Congress won't be passing any bills to address man-made climate change. Not this year. Maybe not for a long while. Probably not until the Atlantic Ocean reaches the parking lots of Capitol Hill.
Most people think they know why American elected officials won't lift a finger to address global warming. It's because those darned Republicans in control of the U.S. House and Senate are anti-science.
This accepted wisdom is wrong, according to DFL U.S. Sen. Al Franken. After eight years in office, Franken has come to believe that the GOP's denial of a warming planet is less about climate science than political science.
In a new essay in the New York Review of Books, author Michael Tomasky tries to understand how Republican politics, and the presidential field it hatched, has come to tilt so heavily toward the right.
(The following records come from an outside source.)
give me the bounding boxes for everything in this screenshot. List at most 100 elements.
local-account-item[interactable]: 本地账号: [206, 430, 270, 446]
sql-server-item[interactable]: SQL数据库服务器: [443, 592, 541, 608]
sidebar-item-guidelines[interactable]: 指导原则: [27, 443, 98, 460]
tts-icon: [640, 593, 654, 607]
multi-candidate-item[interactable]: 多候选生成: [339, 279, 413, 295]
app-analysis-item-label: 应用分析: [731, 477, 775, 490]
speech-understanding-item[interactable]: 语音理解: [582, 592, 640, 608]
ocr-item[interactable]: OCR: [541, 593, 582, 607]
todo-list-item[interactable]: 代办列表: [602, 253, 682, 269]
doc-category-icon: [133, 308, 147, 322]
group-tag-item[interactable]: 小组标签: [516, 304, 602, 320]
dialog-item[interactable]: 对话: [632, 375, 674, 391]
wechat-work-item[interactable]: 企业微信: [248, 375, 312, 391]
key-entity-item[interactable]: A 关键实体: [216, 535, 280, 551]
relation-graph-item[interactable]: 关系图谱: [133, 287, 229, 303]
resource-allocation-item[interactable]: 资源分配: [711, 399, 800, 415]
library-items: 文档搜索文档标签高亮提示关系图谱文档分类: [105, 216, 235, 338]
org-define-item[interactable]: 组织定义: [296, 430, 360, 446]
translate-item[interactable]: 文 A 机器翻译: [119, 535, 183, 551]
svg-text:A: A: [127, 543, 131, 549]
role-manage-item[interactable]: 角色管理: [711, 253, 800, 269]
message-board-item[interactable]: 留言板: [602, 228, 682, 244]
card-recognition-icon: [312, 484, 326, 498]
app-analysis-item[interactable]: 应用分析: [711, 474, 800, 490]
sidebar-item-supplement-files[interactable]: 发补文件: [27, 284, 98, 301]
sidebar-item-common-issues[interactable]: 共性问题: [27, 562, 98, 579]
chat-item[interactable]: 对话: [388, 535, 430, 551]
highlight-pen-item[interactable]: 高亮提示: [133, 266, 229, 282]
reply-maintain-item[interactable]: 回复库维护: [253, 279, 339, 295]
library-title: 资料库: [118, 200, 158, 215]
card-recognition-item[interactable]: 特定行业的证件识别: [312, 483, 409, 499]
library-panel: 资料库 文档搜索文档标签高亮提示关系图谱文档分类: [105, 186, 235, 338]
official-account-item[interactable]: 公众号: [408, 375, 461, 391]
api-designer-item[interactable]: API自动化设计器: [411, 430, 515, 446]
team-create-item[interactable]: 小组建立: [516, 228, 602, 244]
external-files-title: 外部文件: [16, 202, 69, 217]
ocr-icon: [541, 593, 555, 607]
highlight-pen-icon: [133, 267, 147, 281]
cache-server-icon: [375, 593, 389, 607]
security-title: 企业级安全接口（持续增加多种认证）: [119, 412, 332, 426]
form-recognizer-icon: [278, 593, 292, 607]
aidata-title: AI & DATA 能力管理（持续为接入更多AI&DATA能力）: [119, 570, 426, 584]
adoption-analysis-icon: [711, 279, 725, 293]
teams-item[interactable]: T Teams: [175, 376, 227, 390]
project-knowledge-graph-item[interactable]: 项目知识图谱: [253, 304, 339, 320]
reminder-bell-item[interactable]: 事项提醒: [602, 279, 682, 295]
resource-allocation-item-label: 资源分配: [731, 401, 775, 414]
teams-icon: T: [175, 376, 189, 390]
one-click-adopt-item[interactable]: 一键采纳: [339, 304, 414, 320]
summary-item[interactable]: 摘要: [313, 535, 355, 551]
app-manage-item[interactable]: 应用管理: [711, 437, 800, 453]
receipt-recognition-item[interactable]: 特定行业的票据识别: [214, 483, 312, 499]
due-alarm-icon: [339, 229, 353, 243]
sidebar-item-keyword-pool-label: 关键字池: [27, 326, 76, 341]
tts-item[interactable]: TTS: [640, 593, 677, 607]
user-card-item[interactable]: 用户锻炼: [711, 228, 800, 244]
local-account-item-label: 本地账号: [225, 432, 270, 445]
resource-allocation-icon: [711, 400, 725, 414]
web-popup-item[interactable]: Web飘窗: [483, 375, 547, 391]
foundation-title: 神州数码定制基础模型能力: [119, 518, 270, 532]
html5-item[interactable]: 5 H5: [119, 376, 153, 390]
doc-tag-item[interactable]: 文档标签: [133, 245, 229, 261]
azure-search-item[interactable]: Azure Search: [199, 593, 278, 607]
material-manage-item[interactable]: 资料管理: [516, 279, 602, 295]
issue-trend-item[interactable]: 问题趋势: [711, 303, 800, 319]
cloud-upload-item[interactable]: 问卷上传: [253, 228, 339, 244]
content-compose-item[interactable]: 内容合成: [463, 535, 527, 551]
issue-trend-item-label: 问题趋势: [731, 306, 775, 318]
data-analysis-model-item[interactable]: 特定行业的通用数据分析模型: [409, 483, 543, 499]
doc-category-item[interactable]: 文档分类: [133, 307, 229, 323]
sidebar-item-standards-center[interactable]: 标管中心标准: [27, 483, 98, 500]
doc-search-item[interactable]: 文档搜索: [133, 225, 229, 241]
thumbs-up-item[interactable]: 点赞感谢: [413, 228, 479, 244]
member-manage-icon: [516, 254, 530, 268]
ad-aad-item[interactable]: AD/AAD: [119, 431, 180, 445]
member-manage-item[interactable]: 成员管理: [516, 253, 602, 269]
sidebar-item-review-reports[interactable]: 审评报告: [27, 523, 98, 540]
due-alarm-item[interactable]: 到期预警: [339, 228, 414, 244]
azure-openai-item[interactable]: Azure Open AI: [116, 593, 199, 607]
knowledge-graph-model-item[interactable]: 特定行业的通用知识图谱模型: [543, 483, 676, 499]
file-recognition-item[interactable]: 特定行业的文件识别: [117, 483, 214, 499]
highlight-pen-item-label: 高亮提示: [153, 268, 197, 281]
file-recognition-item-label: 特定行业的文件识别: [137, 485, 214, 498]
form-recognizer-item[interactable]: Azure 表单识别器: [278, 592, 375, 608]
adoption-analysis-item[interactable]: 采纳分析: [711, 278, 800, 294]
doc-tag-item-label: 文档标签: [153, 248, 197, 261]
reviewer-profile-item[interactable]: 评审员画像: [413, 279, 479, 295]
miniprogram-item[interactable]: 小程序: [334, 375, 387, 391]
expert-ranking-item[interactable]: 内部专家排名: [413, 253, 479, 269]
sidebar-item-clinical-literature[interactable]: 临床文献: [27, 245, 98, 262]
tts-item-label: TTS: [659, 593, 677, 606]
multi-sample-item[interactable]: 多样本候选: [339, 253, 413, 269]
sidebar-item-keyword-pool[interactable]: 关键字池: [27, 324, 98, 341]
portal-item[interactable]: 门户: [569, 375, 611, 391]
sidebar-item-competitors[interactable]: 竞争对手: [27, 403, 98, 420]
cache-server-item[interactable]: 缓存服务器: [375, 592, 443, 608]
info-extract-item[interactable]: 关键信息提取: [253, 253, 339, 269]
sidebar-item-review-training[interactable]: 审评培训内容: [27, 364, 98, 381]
Other factors are at play, but one is best explained by Minnesota's junior senator.
Republicans in Washington, D.C., are not afraid of attacks from Democrats, Franken says. They're afraid of other Republicans. Franken says his GOP colleagues won't ever pull the trigger on a vote affirming the existence of climate change because they fear being "primaried" by a single-issue wacko from the right wing.
Do you think they know about the Koch Brothers?
Regardless of qualifications, or other positions, that candidate would have the support of the billionaire Koch Brothers, whose top priority is an absolute refusal to act on global warming in any way that would cut America's fossil fuel use.
Have Republicans in Congress internalized those beliefs? Or are they just faking for C-SPAN's ever-watching eye? Tomasky asks what percentage of the GOP members Franken thinks believe in man-made climate change.
“Oh,” Franken said, “Ninety.” He explained that in committee hearings, for example, witnesses from the Department of Energy come to discuss the department’s renewable energy strategy, “and none of them challenge the need for this stuff.”
If Franken's right, the modern GOP establishment looks less like a bunch of know-nothings, and more like the actual Know Nothings.
Is it staunch conservatism? Or cowardice? Perhaps a little of both. Tomasky quotes former congressman Barney Frank, who once referenced another Minnesotan in a cutting illustration of why Congress doesn't work.
"Half of them are Michele Bachmann," Frank said. "The other half are afraid of losing a primary to Michele Bachmann."